Furthermore, to explore the specific molecular mechanism of p53 in the regulation of PAI-1, RNA interference (RNAi) technology was also used to knock down the level of p53 in P11 human atrial fibroblasts. The Western blot results are shown in Fig. 3C. The expression of p21 and PAI-1 decreased significantly after p53siRNA transfection of P11 human atrial fibroblasts. These results indicated that PAI-1 was regulated by p300/p53 in senescent human atrial fibroblasts.

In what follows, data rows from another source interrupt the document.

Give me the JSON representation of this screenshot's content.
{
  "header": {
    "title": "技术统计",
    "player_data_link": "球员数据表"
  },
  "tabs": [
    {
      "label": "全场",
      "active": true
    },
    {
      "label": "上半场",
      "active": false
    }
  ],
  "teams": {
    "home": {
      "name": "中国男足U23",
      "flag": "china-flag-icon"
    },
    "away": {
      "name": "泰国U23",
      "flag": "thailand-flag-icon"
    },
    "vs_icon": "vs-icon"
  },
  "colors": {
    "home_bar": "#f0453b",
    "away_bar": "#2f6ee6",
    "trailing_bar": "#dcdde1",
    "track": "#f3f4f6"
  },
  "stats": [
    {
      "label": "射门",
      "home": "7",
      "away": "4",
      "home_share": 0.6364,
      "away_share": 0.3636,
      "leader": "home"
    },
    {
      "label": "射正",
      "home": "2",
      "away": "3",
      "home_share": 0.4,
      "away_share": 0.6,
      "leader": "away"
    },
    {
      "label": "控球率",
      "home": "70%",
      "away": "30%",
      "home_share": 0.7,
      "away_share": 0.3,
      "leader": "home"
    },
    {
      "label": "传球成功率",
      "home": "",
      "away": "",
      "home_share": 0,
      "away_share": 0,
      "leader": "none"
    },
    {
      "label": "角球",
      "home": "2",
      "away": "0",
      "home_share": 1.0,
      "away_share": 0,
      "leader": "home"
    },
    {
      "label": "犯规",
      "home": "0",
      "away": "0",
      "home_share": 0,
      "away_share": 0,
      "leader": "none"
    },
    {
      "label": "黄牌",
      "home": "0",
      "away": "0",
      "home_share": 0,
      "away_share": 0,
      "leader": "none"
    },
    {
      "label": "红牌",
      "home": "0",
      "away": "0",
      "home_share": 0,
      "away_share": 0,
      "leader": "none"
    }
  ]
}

p300 also mediated mouse atrial fibroblasts senescence and fibrosis through p53/PAI-1 pathway

We also determined the role of p300 in the regulation of p53/PAI-1 pathway in senescence and fibrosis in mouse atrial fibroblasts. Similarly, SA-β-gal staining confirmed that the ratio of senescent P11 mouse atrial fibroblasts was significantly increased when compared to P3 control cells (Fig. 4A). The expression of p300, p53 and PAI-1 were also increased in senescent mouse atrial fibroblasts (Fig. 4B). Inhibition of p300 using curcumin or p300 siRNA could reduce the ratio of senescent cells and the expression of p53 and PAI-1 in P11 cells (Figs. 4B–4D). Subsequent, p53 knockdown with siRNA also reduced the protein expression of p21 and PAI-1 (Fig. 4E). These results revealed that p300/p53 also mediated the PAI-1 expression in senescent mouse atrial fibroblasts.

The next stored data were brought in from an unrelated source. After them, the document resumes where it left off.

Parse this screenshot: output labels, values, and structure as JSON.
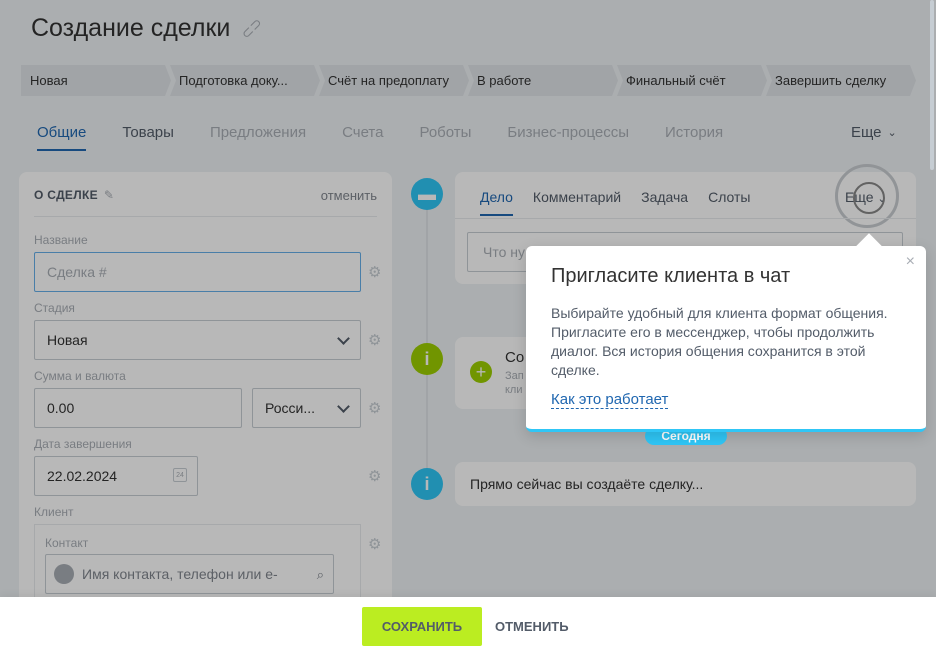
{
  "page": {
    "title": "Создание сделки"
  },
  "stages": [
    "Новая",
    "Подготовка доку...",
    "Счёт на предоплату",
    "В работе",
    "Финальный счёт",
    "Завершить сделку"
  ],
  "tabs": {
    "items": [
      "Общие",
      "Товары",
      "Предложения",
      "Счета",
      "Роботы",
      "Бизнес-процессы",
      "История"
    ],
    "more": "Еще"
  },
  "deal_card": {
    "title": "О СДЕЛКЕ",
    "cancel": "отменить",
    "name_label": "Название",
    "name_placeholder": "Сделка #",
    "stage_label": "Стадия",
    "stage_value": "Новая",
    "amount_label": "Сумма и валюта",
    "amount_value": "0.00",
    "currency_value": "Росси...",
    "date_label": "Дата завершения",
    "date_value": "22.02.2024",
    "calendar_day": "24",
    "client_label": "Клиент",
    "contact_label": "Контакт",
    "contact_placeholder": "Имя контакта, телефон или e-"
  },
  "editor": {
    "tabs": [
      "Дело",
      "Комментарий",
      "Задача",
      "Слоты"
    ],
    "more": "Еще",
    "input_placeholder": "Что ну"
  },
  "timeline": {
    "create_title": "Со",
    "create_sub_1": "Зап",
    "create_sub_2": "кли",
    "today": "Сегодня",
    "info_text": "Прямо сейчас вы создаёте сделку..."
  },
  "popup": {
    "title": "Пригласите клиента в чат",
    "text": "Выбирайте удобный для клиента формат общения. Пригласите его в мессенджер, чтобы продолжить диалог. Вся история общения сохранится в этой сделке.",
    "link": "Как это работает"
  },
  "footer": {
    "save": "СОХРАНИТЬ",
    "cancel": "ОТМЕНИТЬ"
  },
  "colors": {
    "accent_blue": "#2067b0",
    "timeline_blue": "#2fc6f6",
    "green": "#9dcf00",
    "save_green": "#bbed21"
  }
}
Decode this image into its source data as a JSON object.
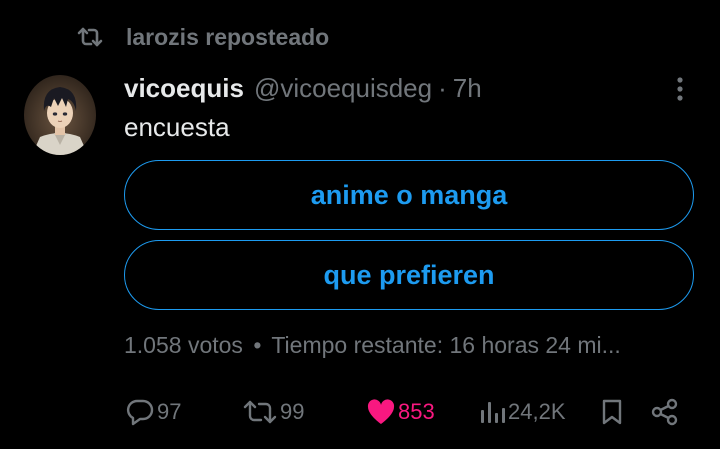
{
  "repost": {
    "label": "larozis reposteado",
    "icon": "repost-icon"
  },
  "tweet": {
    "display_name": "vicoequis",
    "handle": "@vicoequisdeg",
    "separator": "·",
    "time": "7h",
    "text": "encuesta",
    "avatar_icon": "avatar-anime-character"
  },
  "poll": {
    "options": [
      {
        "label": "anime o manga"
      },
      {
        "label": "que prefieren"
      }
    ],
    "votes": "1.058 votos",
    "dot": "•",
    "time_left": "Tiempo restante: 16 horas 24 mi..."
  },
  "actions": {
    "replies": "97",
    "reposts": "99",
    "likes": "853",
    "views": "24,2K"
  },
  "colors": {
    "background": "#000000",
    "accent": "#1d9bf0",
    "muted": "#71767b",
    "text": "#e7e9ea",
    "like": "#f91880"
  }
}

The susceptibility to AF was increased in aged mice with the activation of p300/p53/PAI-1 pathway

Further studies were performed in aged mouse model. The electrophysiological examination data showed that PR interval was significantly prolonged in the aged group (18-month mice) compared with the young group (5-month mice). SNRT and CSNRT were also significantly increased in the aged mice compared with the young group (Table 1), which indicated delayed atrioventricular conduction and abnormal sinus node function. Transvenous rapid atrial pacing experiment results showed that AF inducibility increased significantly with mice aging (Fig. 5A).

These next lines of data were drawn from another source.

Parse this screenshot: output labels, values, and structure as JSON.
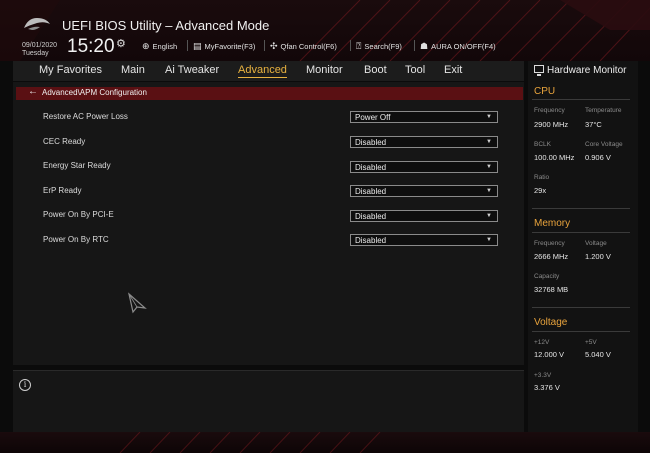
{
  "header": {
    "title": "UEFI BIOS Utility – Advanced Mode",
    "date": "09/01/2020",
    "day": "Tuesday",
    "time": "15:20",
    "toolbar": [
      {
        "icon": "globe-icon",
        "label": "English"
      },
      {
        "icon": "myfavorite-icon",
        "label": "MyFavorite(F3)"
      },
      {
        "icon": "fan-icon",
        "label": "Qfan Control(F6)"
      },
      {
        "icon": "help-search-icon",
        "label": "Search(F9)"
      },
      {
        "icon": "aura-icon",
        "label": "AURA ON/OFF(F4)"
      }
    ]
  },
  "menu": {
    "items": [
      "My Favorites",
      "Main",
      "Ai Tweaker",
      "Advanced",
      "Monitor",
      "Boot",
      "Tool",
      "Exit"
    ],
    "active": "Advanced"
  },
  "breadcrumb": "Advanced\\APM Configuration",
  "settings": [
    {
      "label": "Restore AC Power Loss",
      "value": "Power Off"
    },
    {
      "label": "CEC Ready",
      "value": "Disabled"
    },
    {
      "label": "Energy Star Ready",
      "value": "Disabled"
    },
    {
      "label": "ErP Ready",
      "value": "Disabled"
    },
    {
      "label": "Power On By PCI-E",
      "value": "Disabled"
    },
    {
      "label": "Power On By RTC",
      "value": "Disabled"
    }
  ],
  "hardware_monitor": {
    "title": "Hardware Monitor",
    "cpu": {
      "title": "CPU",
      "frequency_label": "Frequency",
      "frequency": "2900 MHz",
      "temperature_label": "Temperature",
      "temperature": "37°C",
      "bclk_label": "BCLK",
      "bclk": "100.00 MHz",
      "core_voltage_label": "Core Voltage",
      "core_voltage": "0.906 V",
      "ratio_label": "Ratio",
      "ratio": "29x"
    },
    "memory": {
      "title": "Memory",
      "frequency_label": "Frequency",
      "frequency": "2666 MHz",
      "voltage_label": "Voltage",
      "voltage": "1.200 V",
      "capacity_label": "Capacity",
      "capacity": "32768 MB"
    },
    "voltage": {
      "title": "Voltage",
      "v12_label": "+12V",
      "v12": "12.000 V",
      "v5_label": "+5V",
      "v5": "5.040 V",
      "v33_label": "+3.3V",
      "v33": "3.376 V"
    }
  },
  "colors": {
    "accent": "#e8b240",
    "section": "#e8a33c",
    "breadcrumb_bg": "#5a1013"
  }
}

Aggravated atrial fibrosis and higher ratio of aging atrial tissue in 18-month mice compared with 5-month mice, which were detected by Masson staining or SA-β-gal staining (Figs. 5B–5C). As shown in Fig. 5D, compared to 5-month mice, 18-month mice showed an increase in the expression of p300, p53/p21 and PAI-1. Mice were administered oral curcumin (50/100 mg/kg/d) for 6 months until 18 months old. Both 50 and 100 mg/kg curcumin significantly reduced the AF inducibility (Fig. 5A). Moreover, atrial fibrosis and atrial tissue aging degree were improved by 100 mg/kg curcumin (Figs. 5B–5C). The protein expression of p300, p53/p21 and PAI-1 was also reduced in curcumin treated 18-month mice and p300 (-/+) Het 18-month mice (Figs. 5E–5F). The above findings show that p300 inhibitor curcumin can inhibit the activation of p300/p53/PAI-1 signaling pathway, thereby alleviating the atrial aging and fibrosis of aged mice, ultimately improving the age-related AF.